Varda par Agnès

Image credit: Courtesy of TIFF

Varda par Agnès directed by Agnès Varda

There’s no simple summation of Agnès Varda’s life and filmography.  Her first film, LA POINTE COURTE, was the kernel that sprouted the entire French New Wave movement.  She bestowed rare depth and humanity to her female subjects and brought a uniquely feminine voice to a medium that to this day feels like the sole domain of men.

Tender, almost delicate, VARDA PAR AGNÈS journeys through Varda’s towering artistic vision.   With her compassionate photographer’s eye, she merges documentary realism with fiction, finds the sacred in the banal, and focuses a deeply empathetic lens upon society’s most marginalized.   She states: “There are three words that are important to me: inspiration, creation, and sharing.”

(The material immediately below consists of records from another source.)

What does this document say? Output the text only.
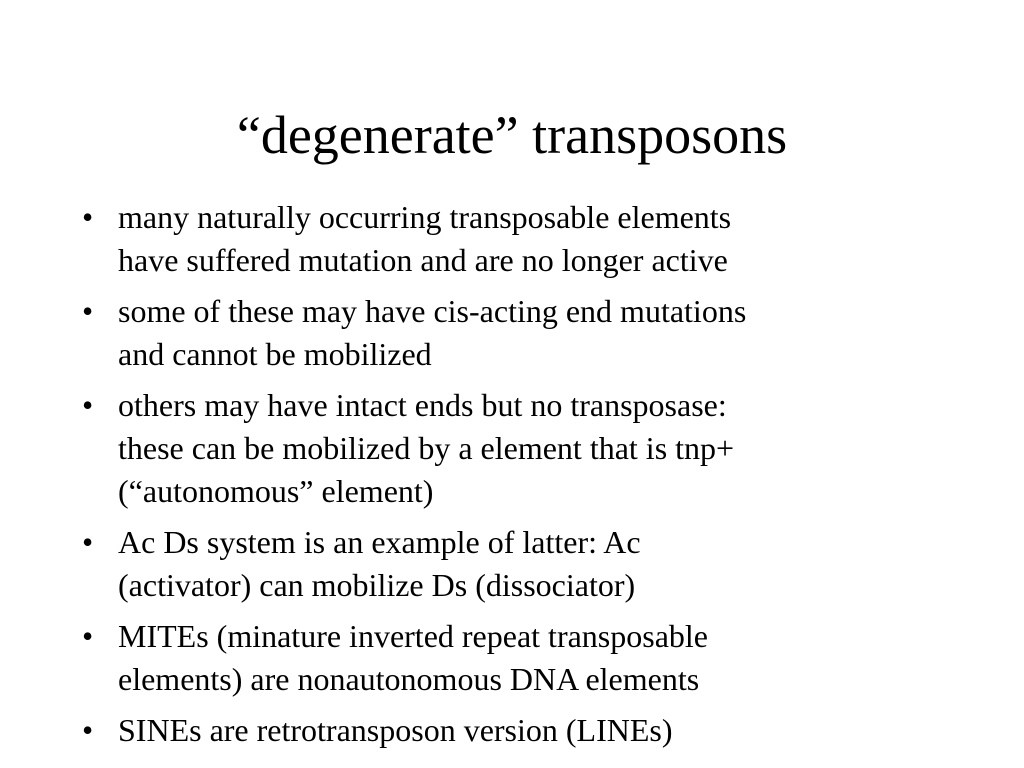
“degenerate” transposons
• many naturally occurring transposable elements
have suffered mutation and are no longer active
• some of these may have cis-acting end mutations
and cannot be mobilized
• others may have intact ends but no transposase:
these can be mobilized by a element that is tnp+
(“autonomous” element)
• Ac Ds system is an example of latter: Ac
(activator) can mobilize Ds (dissociator)
• MITEs (minature inverted repeat transposable
elements) are nonautonomous DNA elements
• SINEs are retrotransposon version (LINEs)
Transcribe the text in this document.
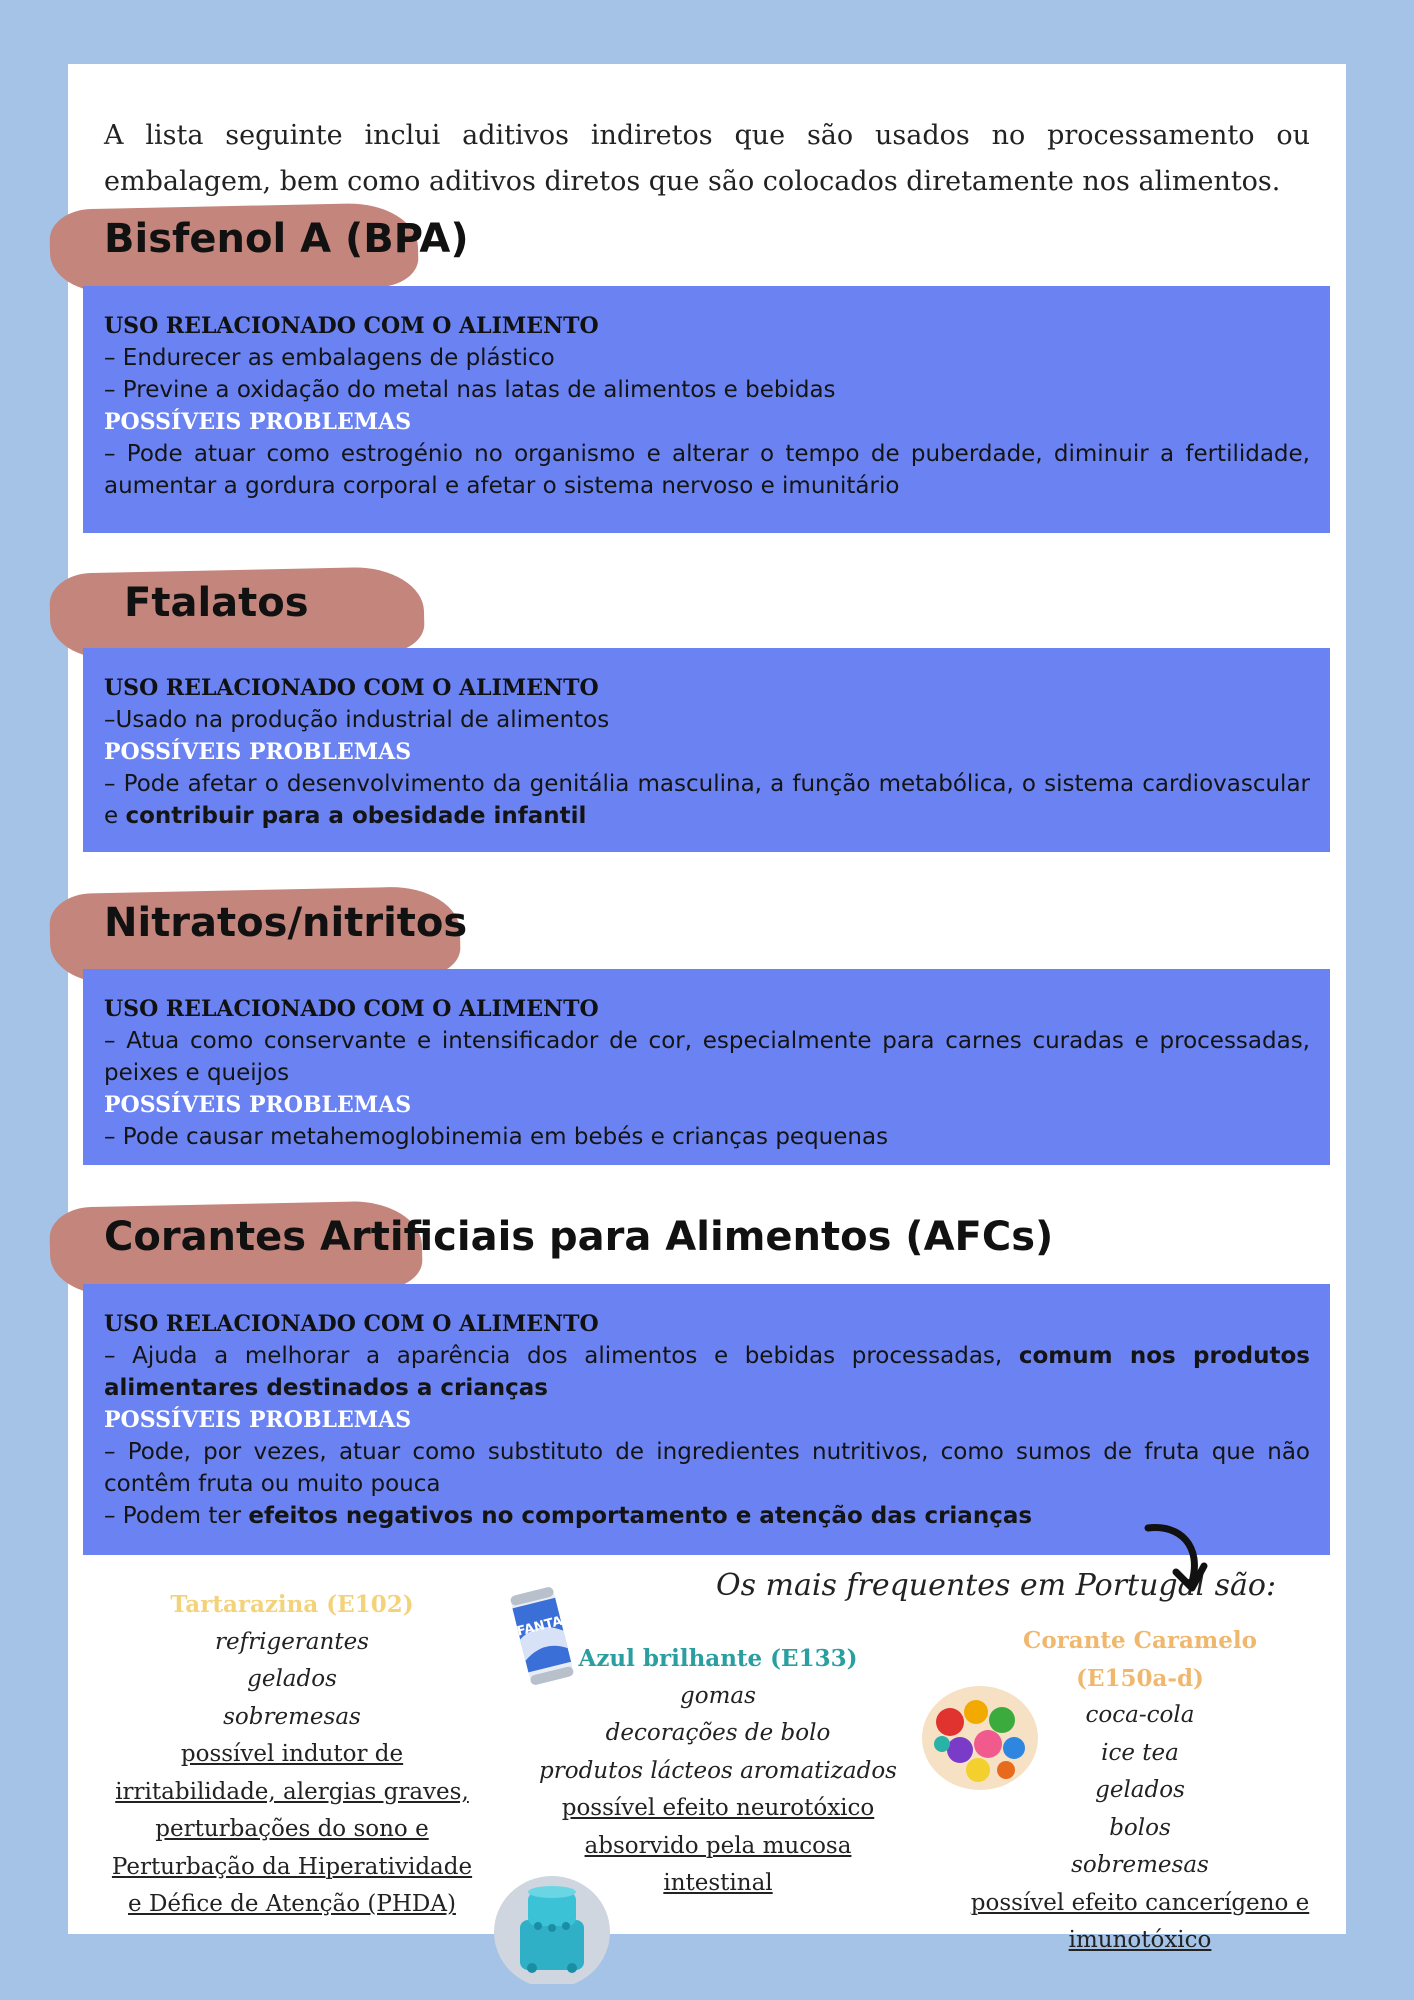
A lista seguinte inclui aditivos indiretos que são usados no processamento ou embalagem, bem como aditivos diretos que são colocados diretamente nos alimentos.

Bisfenol A (BPA)
USO RELACIONADO COM O ALIMENTO
– Endurecer as embalagens de plástico
– Previne a oxidação do metal nas latas de alimentos e bebidas
POSSÍVEIS PROBLEMAS
– Pode atuar como estrogénio no organismo e alterar o tempo de puberdade, diminuir a fertilidade, aumentar a gordura corporal e afetar o sistema nervoso e imunitário
Ftalatos
USO RELACIONADO COM O ALIMENTO
–Usado na produção industrial de alimentos
POSSÍVEIS PROBLEMAS
– Pode afetar o desenvolvimento da genitália masculina, a função metabólica, o sistema cardiovascular e contribuir para a obesidade infantil
Nitratos/nitritos
USO RELACIONADO COM O ALIMENTO
– Atua como conservante e intensificador de cor, especialmente para carnes curadas e processadas, peixes e queijos
POSSÍVEIS PROBLEMAS
– Pode causar metahemoglobinemia em bebés e crianças pequenas
Corantes Artificiais para Alimentos (AFCs)
USO RELACIONADO COM O ALIMENTO
– Ajuda a melhorar a aparência dos alimentos e bebidas processadas, comum nos produtos alimentares destinados a crianças
POSSÍVEIS PROBLEMAS
– Pode, por vezes, atuar como substituto de ingredientes nutritivos, como sumos de fruta que não contêm fruta ou muito pouca
– Podem ter efeitos negativos no comportamento e atenção das crianças
Os mais frequentes em Portugal são:
FANTA
Tartarazina (E102)
refrigerantes
gelados
sobremesas
possível indutor de irritabilidade, alergias graves, perturbações do sono e Perturbação da Hiperatividade e Défice de Atenção (PHDA)
Azul brilhante (E133)
gomas
decorações de bolo
produtos lácteos aromatizados
possível efeito neurotóxico absorvido pela mucosa intestinal
Corante Caramelo (E150a-d)
coca-cola
ice tea
gelados
bolos
sobremesas
possível efeito cancerígeno e imunotóxico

When alone, Varda ruminates, she experiences everything “double”; although she’s instinctively drawn to people, her most unvarnished observations are made in solitude.  Emotional states often exist at odds with the environments in her work.  Somehow, we are as captivated by Varda’s account of directing VAGABOND’S seventeen-year old actress as with her photographic installations of sprouting, desiccated tubers.  She notices objects that the rest of us overlook, and stops to examine them, love them, and find new uses for them.

An entire generation of female filmmakers cite Varda as their gateway into experiencing cinema as the observer rather than the object observed.  In the film’s follow-up Q&A, director Lulu Wang (THE FAREWELL) stated that Hollywood has the expectation that directors “go bigger” after each successive film.  She’s been asked: is Marvel knocking on your door yet?

It’s difficult to go against the grain of an entire industry, but it’s harder still to ignore the immutable truths found in Varda’s work.  Film-making by committee and guided by boardroom notes has an emotional limit.  The screen may tell us to feel something at a specific moment, but if we can’t sense raw authenticity informing it, then we’re left unfulfilled.  What’s the use of a modern day monomyth if the ethos of our heroes doesn’t ring true?  What good are defenders of the marginalized who instead act as purveyors of a homogenous cultural norm?

It feels almost sacrilegious to envision Varda working within the confines of today’s studio system, but at the same time, imagine the loving gaze of her camera.  Imagine her observation of such heroes in the endearing mundanity of their daily lives. Instead of cosmic-level stakes, we’d know them in their most quiet, vulnerable moments.  We live in a world in desperate need of empathy; a retrospective of Varda’s artistic legacy has never felt more timely.